The story goes like this: In 1965, Bernie Elsey, one of the earliest developers of the Gold Coast, introduced the concept of the ‘meter maids’ to deflect local anger about parking meters. The concept caught on, and the maids became a part of the Surfers Paradise landscape.
Dressed in gold lame bikinis and hats, these young women patrol the streets of Surfers Paradise topping up parking meters to save tourists from being fined.
One of the star attractions in the area is the Jupiters Gold Coast Hotel and Casino. I had been assured that no visitor goes back without experiencing a gala stage show, cabaret or aerial acrobatics performance, or for that matter, without trying one’s hand at the gaming tables. With six bars and seven restaurants, dazzled is not the word to describe what I felt at Jupiters.

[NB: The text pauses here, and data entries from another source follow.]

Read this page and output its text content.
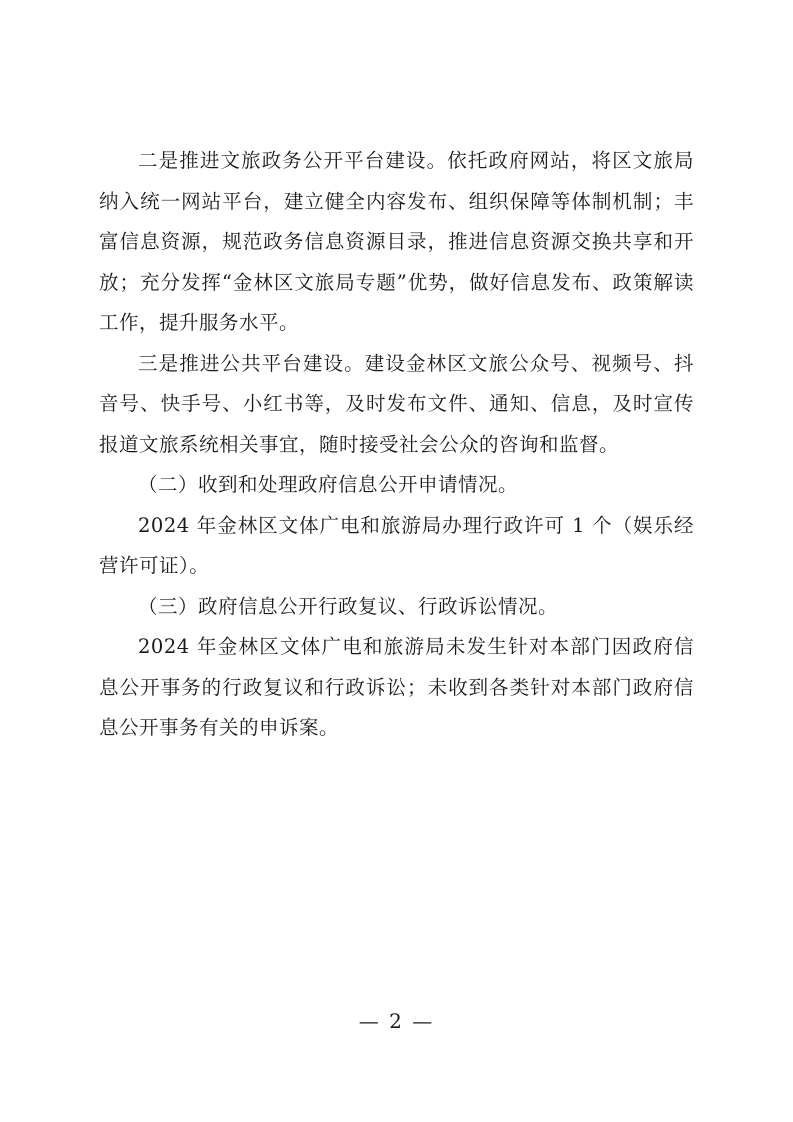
二是推进文旅政务公开平台建设。依托政府网站，将区文旅局纳入统一网站平台，建立健全内容发布、组织保障等体制机制；丰富信息资源，规范政务信息资源目录，推进信息资源交换共享和开放；充分发挥“金林区文旅局专题”优势，做好信息发布、政策解读工作，提升服务水平。

三是推进公共平台建设。建设金林区文旅公众号、视频号、抖音号、快手号、小红书等，及时发布文件、通知、信息，及时宣传报道文旅系统相关事宜，随时接受社会公众的咨询和监督。

（二）收到和处理政府信息公开申请情况。

2024 年金林区文体广电和旅游局办理行政许可 1 个（娱乐经营许可证）。

（三）政府信息公开行政复议、行政诉讼情况。

2024 年金林区文体广电和旅游局未发生针对本部门因政府信息公开事务的行政复议和行政诉讼；未收到各类针对本部门政府信息公开事务有关的申诉案。

— 2 —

Eventually, I made my way to Mt Tamborine, located in the Hinterland. Tamborine National Park provides an experience of the Australian rainforest, including waterfall and wildlife experiences. Forty minutes later, I was on a 40-metre cantilevered skywalk, admiring the 30-acre canopy of luxuriant rainforest. Colourful butterflies, trees, parasitic growths, cool pools, colourful foliage and hordes of warbling insects flooded my senses over the next two hours.
The skywalk was followed by a mind-blowing ramble through the glowworm caves. I had to wear a luminescent badge around my neck so as to not collide into other visitors. With nothing but the guide’s torch to light up the dark womb of the caves, we walked gingerly inside, only to find thousands of glowworms twinkling around us. They seemed to be stuck both on the ceiling and walls.
Exhausted by now, all I could manage was a wine tour. An hour later, I stepped into one of Australia’s most-awarded distillery and liquor brands, Tamborine Mountain distillery.
Swilling some of the best liqueurs is a wonderful way to end a day of exploring. A trifle light-headed, I emptied my wallet on a couple of bottles to remind me of the trip. But that wasn’t the only memory of my trip – I had also had my time in the sun and filled my memory card and my head with beautiful images. Enough, I hope, to last me till my next holiday.
Go for the Gold... Coast
Many carriers connect India and Brisbane. Fly into Brisbane, then drive the 80km to the Gold Coast.
When to go:
The area is a great all-year destination, but November to April is the best time to visit.
Don’t skip the seafood. A mixed platter of grilled red snapper, fried clams, jumbo prawns and calamari is something you shouldn’t miss.
Coolangatta and Burleigh Heads have excellent surfing breaks. The DreamWorld Theme Park has koalas, tigers and kangaroos as well as adrenaline-pumping rides while Sea World has dolphin shows. Head to the Mount Tamborine area if you want something beyond beaches.